INDIANAPOLIS – This is the time to sell your home, if you are considering it. Interest rates are very low and the value of your home is very high.
It is a seller’s market, but what if you are trying to purchase a home? We have a few tips so you don’t regret the most expensive purchase you are likely to make.
Brokers say the buying process won’t be easy because the supply of houses is so low compared to the demand. They also say: Don’t panic and make a mistake by overspending.
“You are looking at supply issues, with a ton of demand and with inflationary concerns, it is all driving up prices right now,” Todd Byczek, associate broker with the Fishers-based Chris Schulhof Selling Team, said.
Byczek tells FOX59 you can still get a house, but it’s not a good idea to way overpay as a lot of people are doing. Those people might regret it if prices come down and the valuation of their property does the same.
If you’re thinking about building a home, keep in mind that will cost you about 30% more than last year.
“The price of lumber is way up,” Bycek said. “A 2×4 board about half a year ago was under $3. Now it’s over $8 a board, so items to build a home have gotten much more costly.”

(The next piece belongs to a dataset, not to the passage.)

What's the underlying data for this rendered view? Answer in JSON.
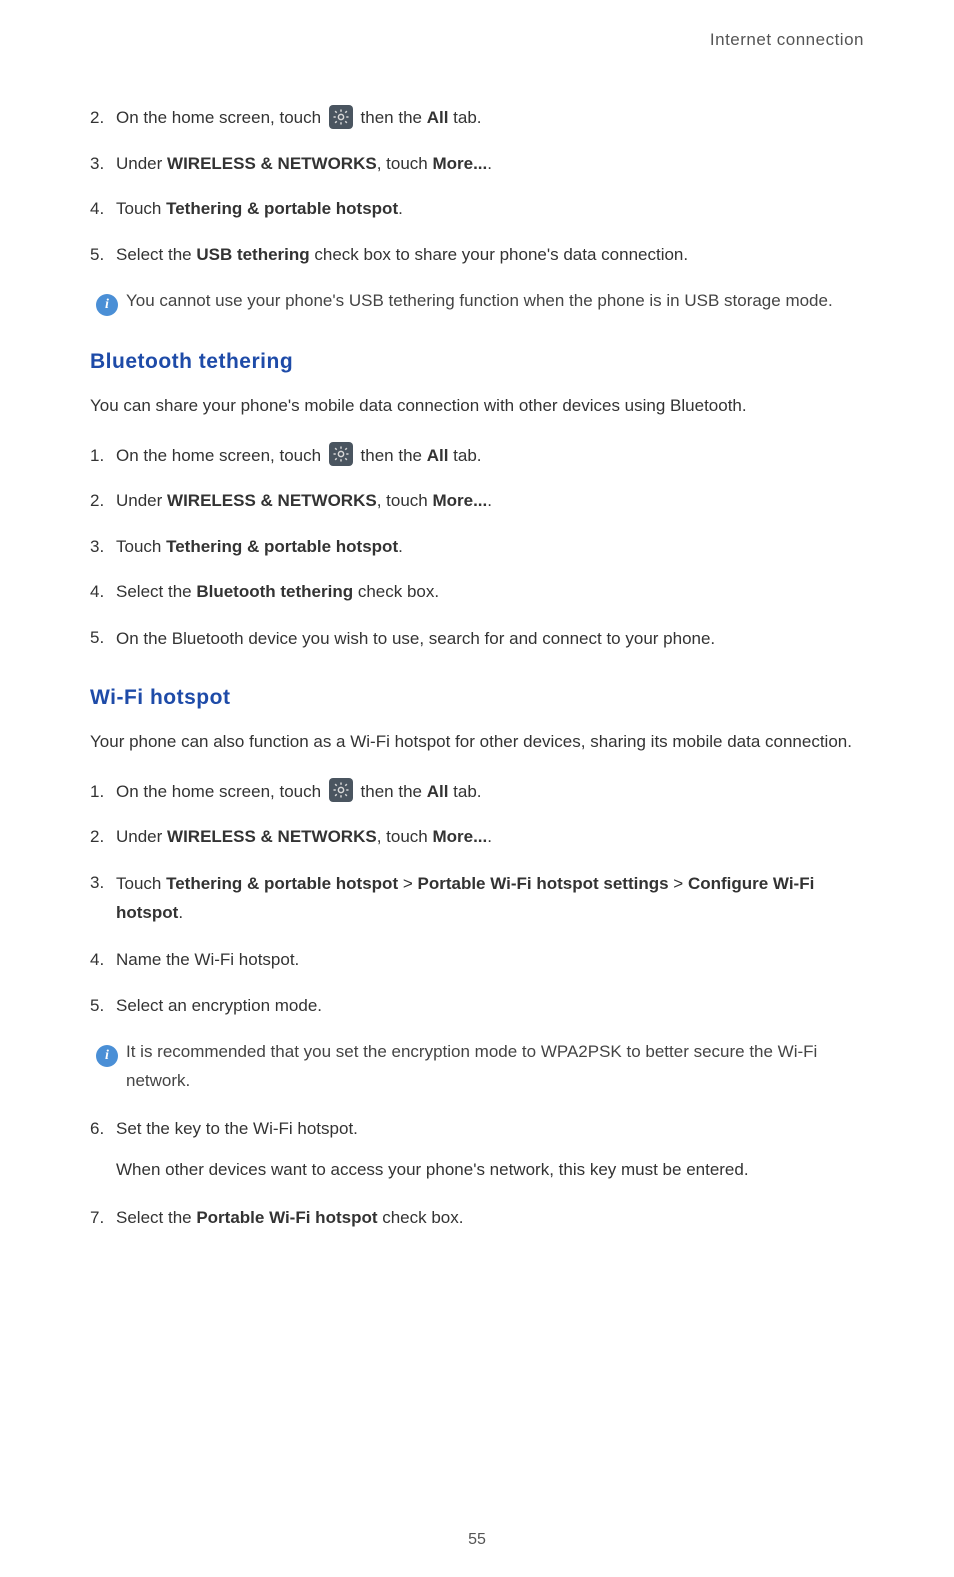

Lumber forecasts are starting to level out, so that’s the good news. But it’s unclear if there will be a trend downward anytime soon on building materials.
If you are trying to buy a house, first understand that many home listings are underpriced right now to get more people interested. Then, when potential buyers check out the home, there is often a bidding war, which can drive up the price by tens of thousands of dollars.

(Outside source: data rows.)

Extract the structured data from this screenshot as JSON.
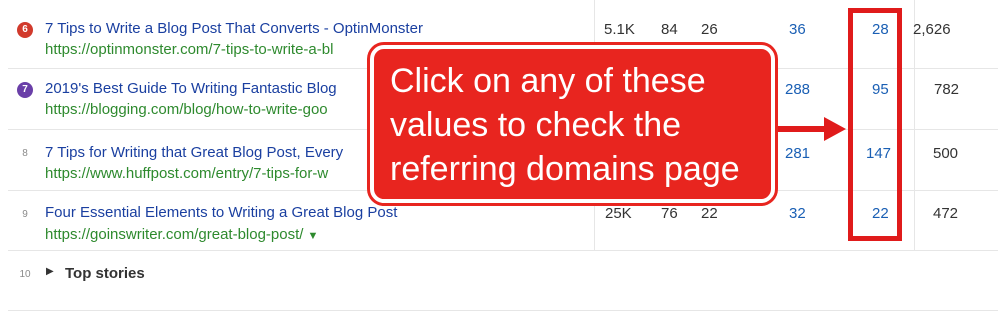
{
  "results": [
    {
      "rank": "6",
      "title": "7 Tips to Write a Blog Post That Converts - OptinMonster",
      "url": "https://optinmonster.com/7-tips-to-write-a-bl",
      "c1": "5.1K",
      "c2": "84",
      "c3": "26",
      "c4": "36",
      "rd": "28",
      "c6": "2,626"
    },
    {
      "rank": "7",
      "title": "2019's Best Guide To Writing Fantastic Blog",
      "url": "https://blogging.com/blog/how-to-write-goo",
      "c4": "288",
      "rd": "95",
      "c6": "782"
    },
    {
      "rank": "8",
      "title": "7 Tips for Writing that Great Blog Post, Every",
      "url": "https://www.huffpost.com/entry/7-tips-for-w",
      "c4": "281",
      "rd": "147",
      "c6": "500"
    },
    {
      "rank": "9",
      "title": "Four Essential Elements to Writing a Great Blog Post",
      "url": "https://goinswriter.com/great-blog-post/",
      "c1": "25K",
      "c2": "76",
      "c3": "22",
      "c4": "32",
      "rd": "22",
      "c6": "472"
    }
  ],
  "top_stories": {
    "rank": "10",
    "label": "Top stories"
  },
  "callout": {
    "line1": "Click on any of these",
    "line2": "values to check the",
    "line3": "referring domains page"
  },
  "colors": {
    "accent_red": "#e01b1b",
    "rank6": "#d13a2c",
    "rank7": "#6a3fa8",
    "link": "#1a3fa0",
    "url": "#2e8a2e"
  }
}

“So a list price means nothing. The appraisal means everything because your bank, your lender is only going to lend you what it appraises for,” Byczek said.
Many Realtors can do a fairly accurate mini-appraisal so you know what a home is worth, what your maximum bid should be and what the bank will give you. You can always pay more than the bank’s appraisal, if you have that extra cash, but don’t go crazy.
To separate your offer, you can also have your Realtor write a contract with leeway in what’s called “possession.” That spells out when the new homeowner will take over the property from the seller.
“As a broker, we consider if we want to allow the client to stay in their home longer,” Byczek said. That’s a negotiating tool that you can use that might sweeten the pot for the seller.”
You can make your offers even sweeter by not having homeowners pay for minor fixes. Byczek says he never suggests totally waiving an inspection, which some buyers are now doing to get a house. He suggests writing an offer with an inspection, but don’t have owners pay for anything minor, even medium.
“If there’s something structural wrong with the home, if there’s something major mechanically wrong with the home, if there’s a mold or mildew issue, you want to be protected in that. If you don’t, that could cost you thousands of dollars you did not budget for,” Byczek said.
If you’ve had no success after making a lot of offers, consider shopping around for Realtors. Those with more extensive relationships in the business may be able to find out what the seller wants and tailor your offer to match. And some just have better records getting the job done, just like any business.
Don’t forget that the lender is also important in getting a house. If possible, use local lenders because they know our market.
“We suggest local lenders versus somebody in New York, for example, who isn’t going to send an appraiser to the seller’s home. They are going to do it sitting at a desk from a computer, and that isn’t always advantageous to the buyer or the seller. A good and accurate lender could mean the difference in the sale happening,” Byczek said.
Despite offers that may not get accepted at the time, many Realtors say their buyers often end up glad those home offers didn’t work out when they get their eventual house. It can be a long process, but in the end, things often work out for the best.